In the budget blueprints they are scheduled to formally unveil today, Democrats in the House and Senate said they plan to cut hundreds of billions of dollars from Obama’s spending request over the next five years. They also are scrapping Obama’s plan to devote more cash to the financial sector bailout. And they are restoring some of the money-saving budget gimmicks the president said he eliminated last month when he unveiled his $3.6 trillion request for the fiscal year that begins in October.
The moves come as Republicans are pounding Obama for proposing a rapid increase in government spending and taxpayers are voicing anxiety and outrage about the gargantuan sums that Washington is already pouring into the economy and banking system.

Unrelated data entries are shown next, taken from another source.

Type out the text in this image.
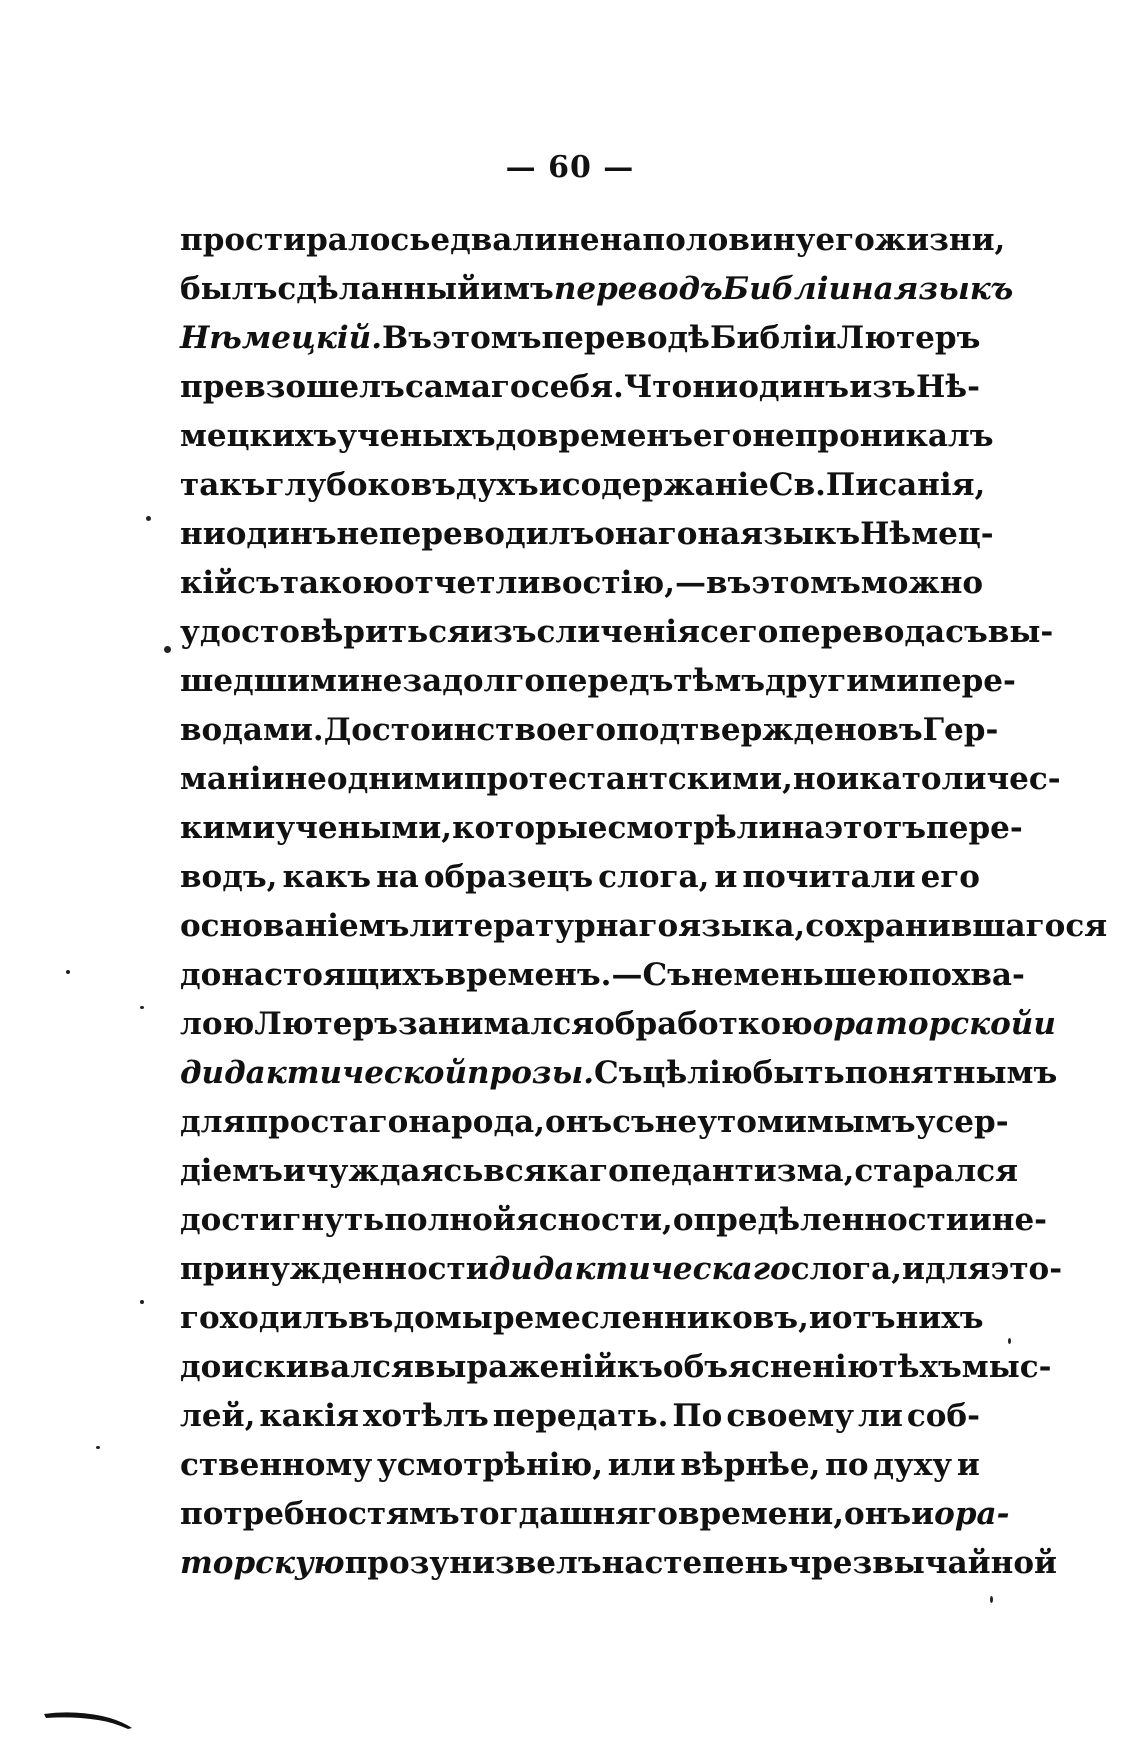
— 60 —
простиралось едва ли не на половину его жизни,
былъ сдѣланный имъ переводъ Библіи на языкъ
Нѣмецкій. Въ этомъ переводѣ Библіи Лютеръ
превзошелъ самаго себя. Что ни одинъ изъ Нѣ-
мецкихъ ученыхъ до временъ его не проникалъ
такъ глубоко въ духъ и содержаніе Св. Писанія,
ни одинъ не переводилъ онаго на языкъ Нѣмец-
кій съ такою отчетливостію, — въ этомъ можно
удостовѣриться изъ сличенія сего перевода съ вы-
шедшими незадолго передъ тѣмъ другими пере-
водами. Достоинство его подтверждено въ Гер-
маніи не одними протестантскими, но и католичес-
кими учеными, которые смотрѣли на этотъ пере-
водъ, какъ на образецъ слога, и почитали его
основаніемъ литературнаго языка, сохранившагося
до настоящихъ временъ.—Съ неменьшею похва-
лою Лютеръ занимался обработкою ораторской и
дидактической прозы. Съ цѣлію быть понятнымъ
для простаго народа, онъ съ неутомимымъ усер-
діемъ и чуждаясь всякаго педантизма, старался
достигнуть полной ясности, опредѣленности и не-
принужденности дидактическаго слога, и для это-
го ходилъ въ домы ремесленниковъ, и отъ нихъ
доискивался выраженій къ объясненію тѣхъ мыс-
лей, какія хотѣлъ передать. По своему ли соб-
ственному усмотрѣнію, или вѣрнѣе, по духу и
потребностямъ тогдашняго времени, онъ и ора-
торскую прозу низвелъ на степень чрезвычайной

In the Senate, the result is a leaner package that would drive the annual deficit to $1.2 trillion next year, compared with $1.4 trillion under Obama’s policies. By 2014, the deficit would plummet to just more than $500 billion under the Senate’s plan, requiring the nation to borrow $3.8 trillion over the next five years, compared with about $4.4 trillion under Obama’s proposal.
To meet those goals, Sen. Kent Conrad (D-N.D.), chairman of the Senate Budget Committee, said he would leave out new spending for Obama’s proposed expansion of health care coverage, a program likely to cost in excess of $1 trillion over the next 10 years, as well as the president’s proposal to make permanent an $800 tax credit for working families.
Lawmakers would be free to adopt those policies as long as they did not increase the deficit, Conrad said. That means health care reform would have to be accompanied by tax increases or spending cuts equal to its entire cost, not just the $634 billion down payment Obama had proposed. And the president’s tax credit, dubbed the Making Work Pay credit, would have to be scrapped unless it were paired with a money-raising initiative of equal value.
The President heads up to Capitol Hill today to talk about the budget. Something tells me he’ll be in for an unpleasant surprise.